Só vamos até o quartel, por favor. Só vamos terminar isso logo... Precisamos encontrar essa menina. ㅡ Alessia sabia que ele sofria com os fantasmas daquelas pessoas mortas. Elas o lembravam de seu passado, um passado que ele lutava todos os dias para esquecer.

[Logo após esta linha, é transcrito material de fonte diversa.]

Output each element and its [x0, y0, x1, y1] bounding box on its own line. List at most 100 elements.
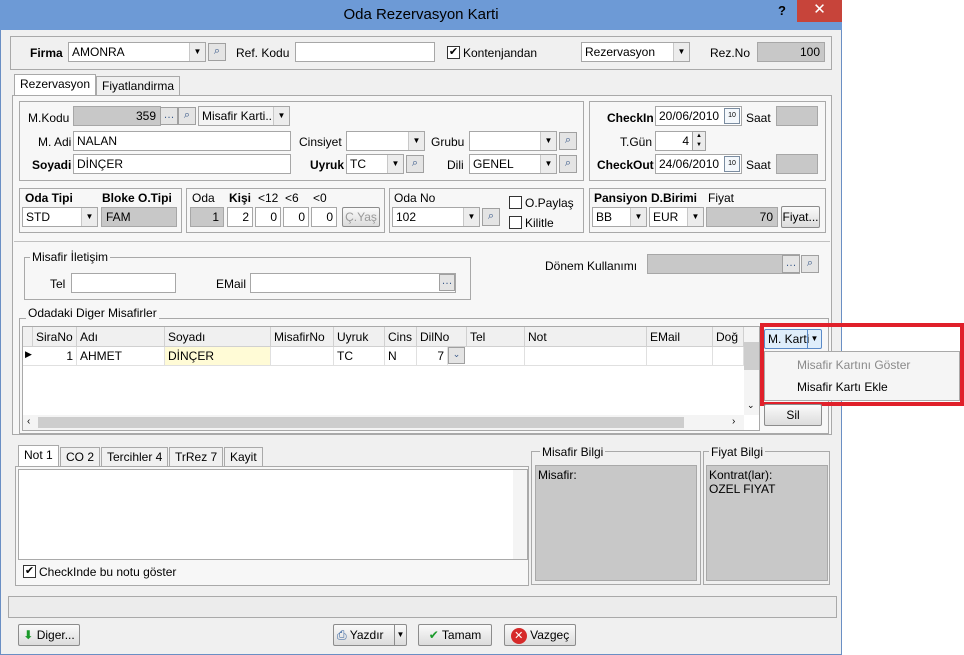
cell-cins[interactable]: N: [385, 347, 417, 365]
chevron-down-icon[interactable]: ▼: [540, 132, 556, 150]
checkin-note-checkbox[interactable]: ✔: [23, 565, 36, 578]
oda-no-select[interactable]: 102 ▼: [392, 207, 480, 227]
dbirimi-select[interactable]: EUR ▼: [649, 207, 704, 227]
search-icon[interactable]: ⌕: [208, 43, 226, 61]
ellipsis-button[interactable]: …: [782, 255, 800, 273]
col-dilno[interactable]: DilNo: [417, 327, 467, 347]
email-input[interactable]: [250, 273, 456, 293]
cell-dog[interactable]: [713, 347, 744, 365]
vazgec-button[interactable]: ✕ Vazgeç: [504, 624, 576, 646]
tab-fiyatlandirma[interactable]: Fiyatlandirma: [96, 76, 181, 96]
cell-email[interactable]: [647, 347, 713, 365]
col-cins[interactable]: Cins: [385, 327, 417, 347]
tgun-stepper[interactable]: ▲ ▼: [692, 131, 706, 151]
bloke-value: FAM: [101, 207, 177, 227]
note-textarea[interactable]: [18, 469, 528, 560]
ellipsis-button[interactable]: …: [439, 274, 455, 291]
diger-button[interactable]: ⬇ Diger...: [18, 624, 80, 646]
chevron-down-icon[interactable]: ▼: [463, 208, 479, 226]
search-icon[interactable]: ⌕: [178, 107, 196, 125]
tgun-input[interactable]: 4: [655, 131, 693, 151]
col-dog[interactable]: Doğ: [713, 327, 744, 347]
chevron-down-icon[interactable]: ▼: [673, 43, 689, 61]
opaylas-checkbox[interactable]: [509, 196, 522, 209]
col-email[interactable]: EMail: [647, 327, 713, 347]
cell-misafirno[interactable]: [271, 347, 334, 365]
chevron-down-icon[interactable]: ▼: [273, 107, 289, 125]
tab-not[interactable]: Not 1: [18, 445, 59, 467]
chevron-down-icon[interactable]: ▼: [189, 43, 205, 61]
ref-kodu-input[interactable]: [295, 42, 435, 62]
chevron-down-icon[interactable]: ▼: [687, 208, 703, 226]
madi-input[interactable]: NALAN: [73, 131, 291, 151]
lt12-input[interactable]: 0: [255, 207, 281, 227]
col-sirano[interactable]: SiraNo: [33, 327, 77, 347]
tamam-button[interactable]: ✔ Tamam: [418, 624, 492, 646]
yazdir-button[interactable]: ⎙ Yazdır ▼: [333, 624, 407, 646]
scroll-right-icon[interactable]: ›: [732, 416, 735, 427]
lt6-input[interactable]: 0: [283, 207, 309, 227]
tel-input[interactable]: [71, 273, 176, 293]
cinsiyet-select[interactable]: ▼: [346, 131, 425, 151]
note-scrollbar[interactable]: [513, 470, 527, 559]
tab-kayit[interactable]: Kayit: [224, 447, 263, 467]
col-soyadi[interactable]: Soyadı: [165, 327, 271, 347]
firma-field[interactable]: AMONRA ▼: [68, 42, 206, 62]
uyruk-select[interactable]: TC ▼: [346, 154, 404, 174]
soyadi-input[interactable]: DİNÇER: [73, 154, 291, 174]
dili-select[interactable]: GENEL ▼: [469, 154, 557, 174]
tab-co[interactable]: CO 2: [60, 447, 101, 467]
sil-button[interactable]: Sil: [764, 404, 822, 426]
kontenjandan-checkbox[interactable]: ✔: [447, 46, 460, 59]
misafir-karti-dropdown[interactable]: Misafir Karti... ▼: [198, 106, 290, 126]
help-button[interactable]: ?: [772, 2, 792, 22]
chevron-down-icon[interactable]: ▼: [630, 208, 646, 226]
search-icon[interactable]: ⌕: [482, 208, 500, 226]
oda-tipi-select[interactable]: STD ▼: [22, 207, 98, 227]
cell-not[interactable]: [525, 347, 647, 365]
col-tel[interactable]: Tel: [467, 327, 525, 347]
hscroll-thumb[interactable]: [38, 417, 684, 428]
search-icon[interactable]: ⌕: [559, 132, 577, 150]
grid-corner: [23, 327, 33, 347]
col-uyruk[interactable]: Uyruk: [334, 327, 385, 347]
cell-tel[interactable]: [467, 347, 525, 365]
chevron-down-icon[interactable]: ▼: [81, 208, 97, 226]
rez-type-select[interactable]: Rezervasyon ▼: [581, 42, 690, 62]
cell-sirano[interactable]: 1: [33, 347, 77, 365]
chevron-down-icon[interactable]: ▼: [387, 155, 403, 173]
scroll-left-icon[interactable]: ‹: [27, 416, 30, 427]
col-misafirno[interactable]: MisafirNo: [271, 327, 334, 347]
search-icon[interactable]: ⌕: [406, 155, 424, 173]
calendar-icon[interactable]: 10: [724, 156, 740, 172]
cell-uyruk[interactable]: TC: [334, 347, 385, 365]
cell-dilno[interactable]: 7: [417, 347, 448, 365]
kilitle-checkbox[interactable]: [509, 216, 522, 229]
cell-adi[interactable]: AHMET: [77, 347, 165, 365]
close-button[interactable]: ✕: [797, 0, 842, 22]
search-icon[interactable]: ⌕: [559, 155, 577, 173]
search-icon[interactable]: ⌕: [801, 255, 819, 273]
ellipsis-button[interactable]: …: [160, 107, 178, 125]
scrollbar-thumb[interactable]: [744, 342, 759, 370]
col-adi[interactable]: Adı: [77, 327, 165, 347]
divider: [14, 241, 830, 242]
tab-tercihler[interactable]: Tercihler 4: [101, 447, 169, 467]
lt0-input[interactable]: 0: [311, 207, 337, 227]
cell-soyadi[interactable]: DİNÇER: [165, 347, 271, 365]
calendar-icon[interactable]: 10: [724, 108, 740, 124]
chevron-down-icon[interactable]: ⌄: [448, 347, 465, 364]
scroll-down-icon[interactable]: ⌄: [747, 400, 755, 411]
chevron-down-icon[interactable]: ▼: [540, 155, 556, 173]
cyas-button[interactable]: Ç.Yaş: [342, 207, 380, 227]
col-not[interactable]: Not: [525, 327, 647, 347]
fiyat-button[interactable]: Fiyat...: [781, 206, 820, 228]
tab-trrez[interactable]: TrRez 7: [169, 447, 224, 467]
oda-no-value: 102: [396, 210, 417, 224]
grubu-select[interactable]: ▼: [469, 131, 557, 151]
chevron-down-icon[interactable]: ▼: [408, 132, 424, 150]
tab-rezervasyon[interactable]: Rezervasyon: [14, 74, 97, 96]
pansiyon-select[interactable]: BB ▼: [592, 207, 647, 227]
kisi-input[interactable]: 2: [227, 207, 253, 227]
chevron-down-icon[interactable]: ▼: [394, 625, 406, 645]
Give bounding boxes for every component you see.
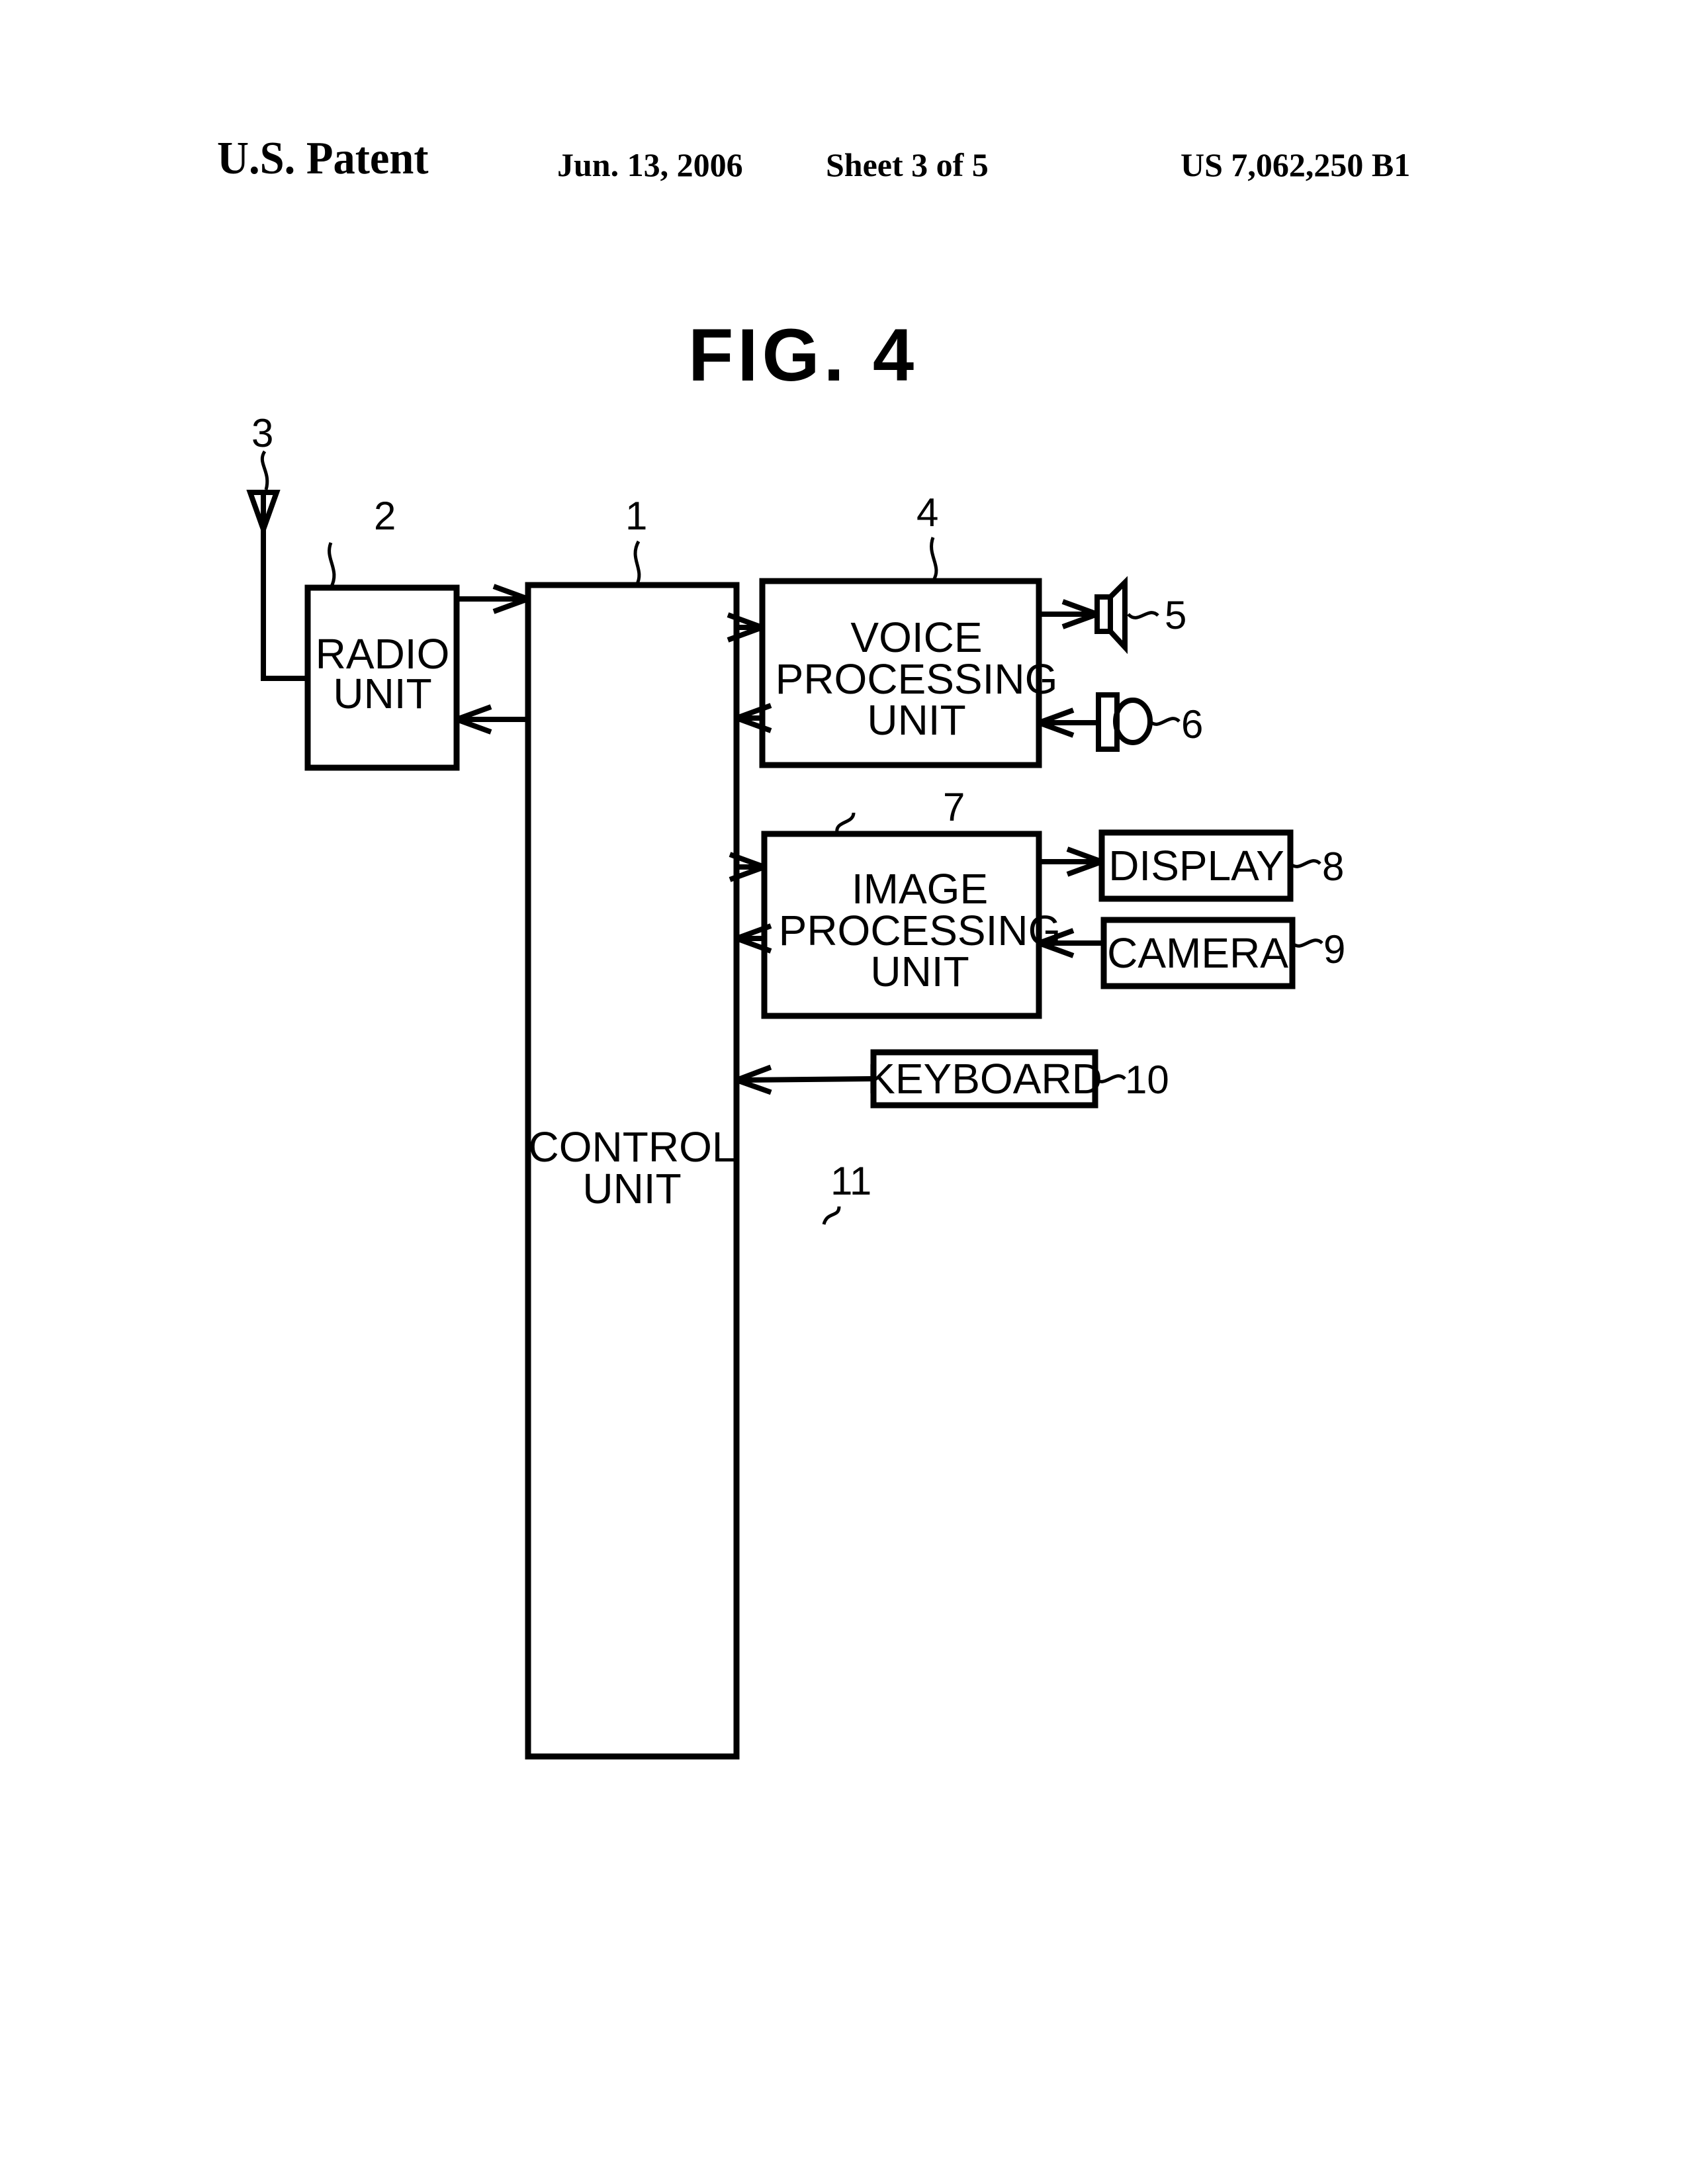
voice-label-3: UNIT <box>867 696 965 744</box>
microphone-icon <box>1096 692 1153 752</box>
block-diagram: .a { marker-end:url(#arrow2); } FIG. 4 3… <box>246 314 1345 1760</box>
radio-unit-label-2: UNIT <box>333 670 431 717</box>
ref-keyboard: 10 <box>1125 1058 1169 1102</box>
ref-control-unit: 1 <box>625 494 647 538</box>
ref-camera: 9 <box>1323 927 1345 972</box>
figure-title: FIG. 4 <box>688 314 918 396</box>
ref-voice: 4 <box>916 490 938 535</box>
image-label-3: UNIT <box>870 948 969 995</box>
antenna-icon <box>246 450 308 681</box>
speaker-icon <box>1094 576 1128 655</box>
ref-microphone: 6 <box>1181 702 1203 747</box>
ref-speaker: 5 <box>1165 593 1186 637</box>
ref-display: 8 <box>1322 844 1344 889</box>
image-label-1: IMAGE <box>852 865 988 913</box>
control-unit-label-1: CONTROL <box>529 1123 736 1171</box>
ref-antenna: 3 <box>251 411 273 455</box>
display-label: DISPLAY <box>1108 842 1284 889</box>
control-unit-label-2: UNIT <box>582 1165 681 1212</box>
ref-radio-unit: 2 <box>374 494 396 538</box>
ref-image: 7 <box>943 785 965 829</box>
ref-power: 11 <box>830 1159 871 1203</box>
camera-label: CAMERA <box>1107 929 1288 977</box>
voice-label-1: VOICE <box>850 614 982 661</box>
keyboard-label: KEYBOARD <box>867 1055 1102 1103</box>
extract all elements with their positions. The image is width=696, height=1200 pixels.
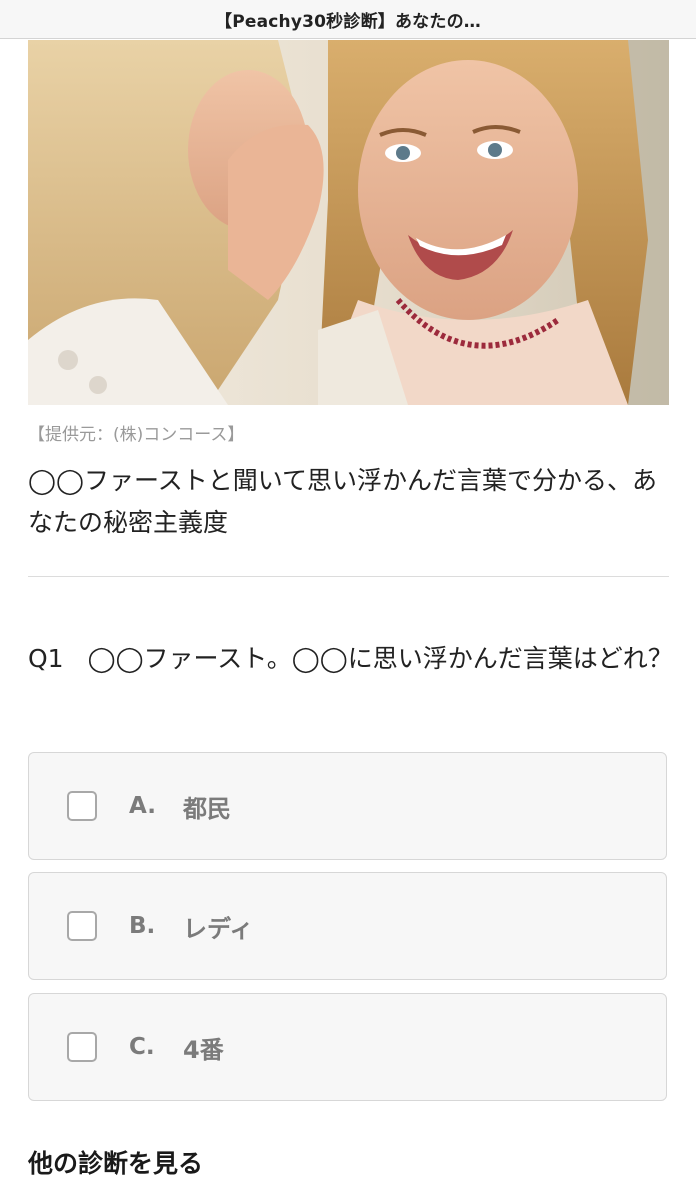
question-number: Q1	[28, 644, 64, 673]
option-letter: C.	[129, 1034, 155, 1060]
checkbox-icon[interactable]	[67, 1032, 97, 1062]
question: Q1 ◯◯ファースト。◯◯に思い浮かんだ言葉はどれ？	[28, 636, 673, 682]
option-text: レディ	[183, 914, 254, 943]
option-c[interactable]: C. 4番	[28, 993, 667, 1101]
more-diagnoses-heading: 他の診断を見る	[28, 1149, 204, 1178]
divider	[28, 576, 669, 577]
option-b[interactable]: B. レディ	[28, 872, 667, 980]
checkbox-icon[interactable]	[67, 911, 97, 941]
checkbox-icon[interactable]	[67, 791, 97, 821]
option-a[interactable]: A. 都民	[28, 752, 667, 860]
option-text: 都民	[183, 794, 231, 823]
article-headline: ◯◯ファーストと聞いて思い浮かんだ言葉で分かる、あなたの秘密主義度	[28, 466, 657, 537]
page-title-bar: 【Peachy30秒診断】あなたの…	[0, 0, 696, 39]
hero-photo-illustration	[28, 40, 669, 405]
option-letter: B.	[129, 913, 156, 939]
image-credit: 【提供元：(株)コンコース】	[28, 425, 245, 445]
option-text: 4番	[183, 1035, 224, 1064]
hero-image	[28, 40, 669, 405]
page-title: 【Peachy30秒診断】あなたの…	[215, 11, 481, 32]
option-letter: A.	[129, 793, 156, 819]
question-text: ◯◯ファースト。◯◯に思い浮かんだ言葉はどれ？	[87, 644, 673, 673]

Seguiram rumo ao quartel. Durante todo o caminho, entre eles, existia o peso de todo o pavor não dito. Ela sentia as lágrimas querendo escapar em um choro sonoro e desalentador. Renato percebia em sua espinha uma malha de gelo que estremecia seu corpo cada vez que o pensamento de morte corria em sua mente. Seus estômagos se alto digeriam em um desconforto torturador, que os fazia sentir seus conteúdos sendo forçados contra suas gargantas. Era essa a situação ao estarem descendo da viatura rumo à porta. Cabisbaixos, entraram no quartel. Rogério e Bernardo saíram do corredor e entraram por uma das portas em uma sala onde começaram a dar risada. Ao verem ela passando, chamaram-na aos risos. Miranda entrou a passos lentos, e cara de poucos amigos, eles estavam apoiados um em cada canto da mesa de Joaquim que também ria olhando para a tela do computador, pediram que ela fosse ver. Passo a passo se aproximou de Rogério no lado esquerdo e olhou para a tela. Lá estava uma montagem da cena do primeiro filme de "Carrie, a estranha", só que no lugar do rosto de Carrie surtando com todo o sangue de porco em si, estava o de Renato. Esse recorte veio de uma foto que logo depois Alessia descobriria ter sido advinda do momento em que ele estava na cozinha, e Carvalho em pessoa foi contá-lo da chamada que o quartel havia recebido. Com os punhos cerrados, olhos marejados e ardentes, Miranda saiu da sala sem dizer palavra alguma.